CHINA / DIPLOMACY
Intl community condemns Japan's irresponsible dumping
Country to suffer economic losses, huge blow to image
Published: Aug 25, 2023 08:36 PM
Fijians take to the street to protest against Japan's dumping of nuclear-contaminated wastewater on August 25, 2023 in Suva, Fiji. Fijian media reported that a coalition of NGOs asked the Fijian government, and other Pacific Islands countries, to call for international action to stop Japan's planned dumping. Photo: VCG

Fijians take to the street to protest against Japan's dumping of nuclear-contaminated wastewater on August 25, 2023 in Suva, Fiji. Fijian media reported that a coalition of NGOs asked the Fijian government, and other Pacific Islands countries, to call for international action to stop Japan's planned dumping. Photo: VCG


International condemnation and public uproar have been accumulating since Japan opened the Pandora's box on Thursday and started its dumping of nuclear-contaminated wastewater into the ocean despite widespread opposition.

Observers believe that Japan's reckless actions will not only make itself suffer economic losses for mistrust over safety of local products, but also deal a huge blow to Japan's international image. 

Japan should immediately rectify its selfish deeds that transfer the risk of nuclear contamination to the world, otherwise the Fukushima water will become the shame of Japan, Chinese Foreign Ministry spokesperson Wang Wenbin said on Friday at a routine press briefing. 

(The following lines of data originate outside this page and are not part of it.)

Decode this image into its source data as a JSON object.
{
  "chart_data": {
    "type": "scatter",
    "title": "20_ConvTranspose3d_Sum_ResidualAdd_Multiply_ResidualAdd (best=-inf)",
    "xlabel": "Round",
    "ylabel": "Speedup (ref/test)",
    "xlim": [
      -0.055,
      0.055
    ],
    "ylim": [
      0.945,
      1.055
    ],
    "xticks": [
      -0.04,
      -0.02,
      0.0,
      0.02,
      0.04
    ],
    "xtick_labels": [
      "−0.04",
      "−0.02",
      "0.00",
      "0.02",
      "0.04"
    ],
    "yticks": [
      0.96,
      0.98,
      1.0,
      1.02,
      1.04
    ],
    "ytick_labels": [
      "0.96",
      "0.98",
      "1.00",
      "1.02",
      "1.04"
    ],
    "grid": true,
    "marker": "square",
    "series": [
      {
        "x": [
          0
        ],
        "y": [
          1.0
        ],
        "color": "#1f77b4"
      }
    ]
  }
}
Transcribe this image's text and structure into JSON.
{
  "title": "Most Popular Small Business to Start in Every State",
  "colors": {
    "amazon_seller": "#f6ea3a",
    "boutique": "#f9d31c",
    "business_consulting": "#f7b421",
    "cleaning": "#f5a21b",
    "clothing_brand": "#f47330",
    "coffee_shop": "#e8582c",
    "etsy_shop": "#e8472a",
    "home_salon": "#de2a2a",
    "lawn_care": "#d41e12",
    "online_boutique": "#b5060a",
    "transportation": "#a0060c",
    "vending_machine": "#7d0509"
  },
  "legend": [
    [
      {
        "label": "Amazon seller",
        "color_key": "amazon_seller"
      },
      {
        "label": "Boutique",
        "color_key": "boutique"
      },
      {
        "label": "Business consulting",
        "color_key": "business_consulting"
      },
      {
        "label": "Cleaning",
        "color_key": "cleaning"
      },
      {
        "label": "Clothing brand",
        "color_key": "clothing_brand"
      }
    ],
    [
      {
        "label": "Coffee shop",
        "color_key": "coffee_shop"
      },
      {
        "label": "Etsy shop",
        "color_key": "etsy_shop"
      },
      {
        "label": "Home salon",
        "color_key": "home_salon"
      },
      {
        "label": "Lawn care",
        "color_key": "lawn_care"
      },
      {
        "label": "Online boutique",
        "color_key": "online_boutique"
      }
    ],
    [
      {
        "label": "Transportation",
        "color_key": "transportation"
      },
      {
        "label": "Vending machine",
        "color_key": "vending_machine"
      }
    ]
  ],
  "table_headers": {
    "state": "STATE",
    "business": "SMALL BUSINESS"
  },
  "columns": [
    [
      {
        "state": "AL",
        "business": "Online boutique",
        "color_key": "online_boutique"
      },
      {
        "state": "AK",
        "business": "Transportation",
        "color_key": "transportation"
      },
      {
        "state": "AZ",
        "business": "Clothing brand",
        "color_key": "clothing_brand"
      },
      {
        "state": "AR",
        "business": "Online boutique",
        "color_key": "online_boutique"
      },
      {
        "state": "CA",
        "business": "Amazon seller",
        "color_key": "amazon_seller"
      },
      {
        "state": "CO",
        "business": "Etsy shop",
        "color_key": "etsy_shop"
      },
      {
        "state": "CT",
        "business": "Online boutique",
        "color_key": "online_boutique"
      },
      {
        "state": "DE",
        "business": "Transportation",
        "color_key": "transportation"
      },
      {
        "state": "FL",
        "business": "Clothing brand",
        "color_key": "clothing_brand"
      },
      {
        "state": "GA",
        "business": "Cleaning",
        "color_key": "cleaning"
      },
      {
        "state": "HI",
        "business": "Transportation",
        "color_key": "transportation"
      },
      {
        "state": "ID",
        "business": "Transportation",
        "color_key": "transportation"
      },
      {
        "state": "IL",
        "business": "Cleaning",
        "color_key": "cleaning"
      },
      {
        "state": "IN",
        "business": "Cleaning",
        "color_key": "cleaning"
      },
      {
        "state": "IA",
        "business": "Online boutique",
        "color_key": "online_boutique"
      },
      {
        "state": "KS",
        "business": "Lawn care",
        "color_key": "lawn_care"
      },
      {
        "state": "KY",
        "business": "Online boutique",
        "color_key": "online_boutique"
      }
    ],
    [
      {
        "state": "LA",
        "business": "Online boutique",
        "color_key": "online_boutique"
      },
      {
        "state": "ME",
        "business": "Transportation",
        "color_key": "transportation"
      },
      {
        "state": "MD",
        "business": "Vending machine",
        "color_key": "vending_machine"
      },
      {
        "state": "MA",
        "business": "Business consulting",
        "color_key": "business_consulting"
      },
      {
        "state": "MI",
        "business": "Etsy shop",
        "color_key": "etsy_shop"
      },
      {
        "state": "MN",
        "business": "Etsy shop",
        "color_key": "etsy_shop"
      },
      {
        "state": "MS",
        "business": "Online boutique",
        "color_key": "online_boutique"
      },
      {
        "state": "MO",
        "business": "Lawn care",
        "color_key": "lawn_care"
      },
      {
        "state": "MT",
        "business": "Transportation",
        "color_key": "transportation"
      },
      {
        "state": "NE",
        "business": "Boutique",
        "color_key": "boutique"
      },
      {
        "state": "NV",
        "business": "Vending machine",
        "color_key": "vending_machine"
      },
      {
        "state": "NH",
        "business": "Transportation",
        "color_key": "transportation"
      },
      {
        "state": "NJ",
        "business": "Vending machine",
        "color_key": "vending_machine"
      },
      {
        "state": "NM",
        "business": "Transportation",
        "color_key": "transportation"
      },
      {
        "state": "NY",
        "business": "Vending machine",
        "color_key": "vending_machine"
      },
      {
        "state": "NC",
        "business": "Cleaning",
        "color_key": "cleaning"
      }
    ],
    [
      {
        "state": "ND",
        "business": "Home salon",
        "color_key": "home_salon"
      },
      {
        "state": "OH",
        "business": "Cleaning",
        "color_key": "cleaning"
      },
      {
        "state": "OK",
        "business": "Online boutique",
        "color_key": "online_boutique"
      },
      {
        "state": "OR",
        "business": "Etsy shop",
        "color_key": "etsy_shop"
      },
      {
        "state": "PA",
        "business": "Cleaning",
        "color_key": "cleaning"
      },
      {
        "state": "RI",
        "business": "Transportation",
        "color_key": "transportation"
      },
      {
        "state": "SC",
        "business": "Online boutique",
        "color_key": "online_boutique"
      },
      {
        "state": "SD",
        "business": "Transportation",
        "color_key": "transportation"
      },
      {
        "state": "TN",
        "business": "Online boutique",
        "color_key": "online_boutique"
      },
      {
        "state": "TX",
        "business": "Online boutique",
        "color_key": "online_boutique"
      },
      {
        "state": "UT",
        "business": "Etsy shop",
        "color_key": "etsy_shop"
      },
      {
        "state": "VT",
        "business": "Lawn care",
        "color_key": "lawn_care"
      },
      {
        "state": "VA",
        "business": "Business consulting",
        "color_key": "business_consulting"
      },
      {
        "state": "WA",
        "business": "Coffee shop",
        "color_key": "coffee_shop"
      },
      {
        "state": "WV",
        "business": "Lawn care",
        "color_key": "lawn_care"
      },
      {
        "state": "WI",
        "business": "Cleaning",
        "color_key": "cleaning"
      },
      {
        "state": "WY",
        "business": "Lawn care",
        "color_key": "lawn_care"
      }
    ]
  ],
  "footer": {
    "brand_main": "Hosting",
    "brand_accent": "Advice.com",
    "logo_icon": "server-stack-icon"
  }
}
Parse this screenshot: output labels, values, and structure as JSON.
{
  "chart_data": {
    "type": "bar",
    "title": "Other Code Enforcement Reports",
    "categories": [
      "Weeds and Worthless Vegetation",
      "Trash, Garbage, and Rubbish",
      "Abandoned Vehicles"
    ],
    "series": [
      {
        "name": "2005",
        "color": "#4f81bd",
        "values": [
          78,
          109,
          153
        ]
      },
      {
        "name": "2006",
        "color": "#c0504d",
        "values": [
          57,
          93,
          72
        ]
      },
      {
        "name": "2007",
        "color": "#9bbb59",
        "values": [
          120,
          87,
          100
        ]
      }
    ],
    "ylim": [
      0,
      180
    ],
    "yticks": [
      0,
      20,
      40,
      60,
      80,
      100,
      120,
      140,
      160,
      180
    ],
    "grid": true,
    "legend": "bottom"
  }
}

In response to Japan's extremely selfish and irresponsible wrongdoing, China and other stakeholders have the right and responsibility to take legitimate, reasonable and necessary preventive measures to safeguard the safety of the marine environment, food safety and the health of the people, Wang said. 

China announced an all-out ban on Japanese aquatic products on Friday, and the public concerns are not limited to seafood as many said they would avoid wider categories of goods from Japan, particularly cosmetics, and mother and baby products. 

Japan is a popular travel destination for Chinese tourists and is among the latest batch of places where group tour service is resumed. But some customers have canceled the group tours to Japan they booked following the dumping of nuclear-contaminated wastewater, travel agents told news outlet Yicai.

The South Korean government, due to shared strategic interests with Japan as US allies, remained silent on the issue, but others are being more outspoken.

Lee Jae-myung, the leader of South Korea's opposition Democratic Party, condemned Japan for taking a path of environmental war criminal. Lee earlier called the dumping a "second Pacific War" - Japan, which invaded neighboring countries in the past, is attempting to bring about another irrevocable disaster to countries located on the Pacific Rim, Lee said. 

South Korea's Justice Party held a press conference in front of Japanese Embassy in South Korea, denouncing Japan's plan to dump the contaminated water.

Surveys in South Korea show that more than 80 percent of respondents oppose the Japanese dumping plan and more than 60 percent said they won't eat seafood after the water dumping, Associated Press reported. 

The Philippines did not express opposition to Japan, which was criticized by local fishers' group Pamalakaya. The group chair Ronnel Arambulo said the radioactive wastewater might reach the western part of the Pacific Ocean with the onset of the northeast monsoon, posing potential hazards in the country's eastern seas. "It will kill our fishermen and affect our food security," Arambulo told media. 

The US, while giving the green light for Japan's irresponsible deeds, made the biggest step in decreasing imports of agricultural and aquatic products from Japan in the first half of 2023, per data from Japan. 

The Japanese government and its supporters usually cite a report by the International Atomic Energy Agency (IAEA) in an attempt to prove the dump is safe, but analysts pointed out unpredictable scenarios and treatment failures are possible in the long term and that dumped water is irretrievable.

"Scientifically speaking, forms of harm caused by the nuclear-contaminated wastewater are unpredictable, as the side effects of the water's radioactive contamination won't become apparent in the short term," said law professor Chang Yen-chiang, who is also the executive director of the Yellow Sea and Bohai Sea Research Institute at Dalian Maritime University.

Chang mentioned the Minamata disease in Japan, which was caused by the consumption of fish and shellfish contaminated by a methylmercury compound discharged from a chemical plant. "The disease was not found out until 30 years after the discharge," Chang told the Global Times. 

Japan's poor safety management and crisis response record has damaged the country's credibility. Just see how TEPCO's slow response dragged the tsunami-caused nuclear accident from level 3 to a much more severe level 7, a Chinese student living in Tokyo surnamed Lu told the Global Times on Friday.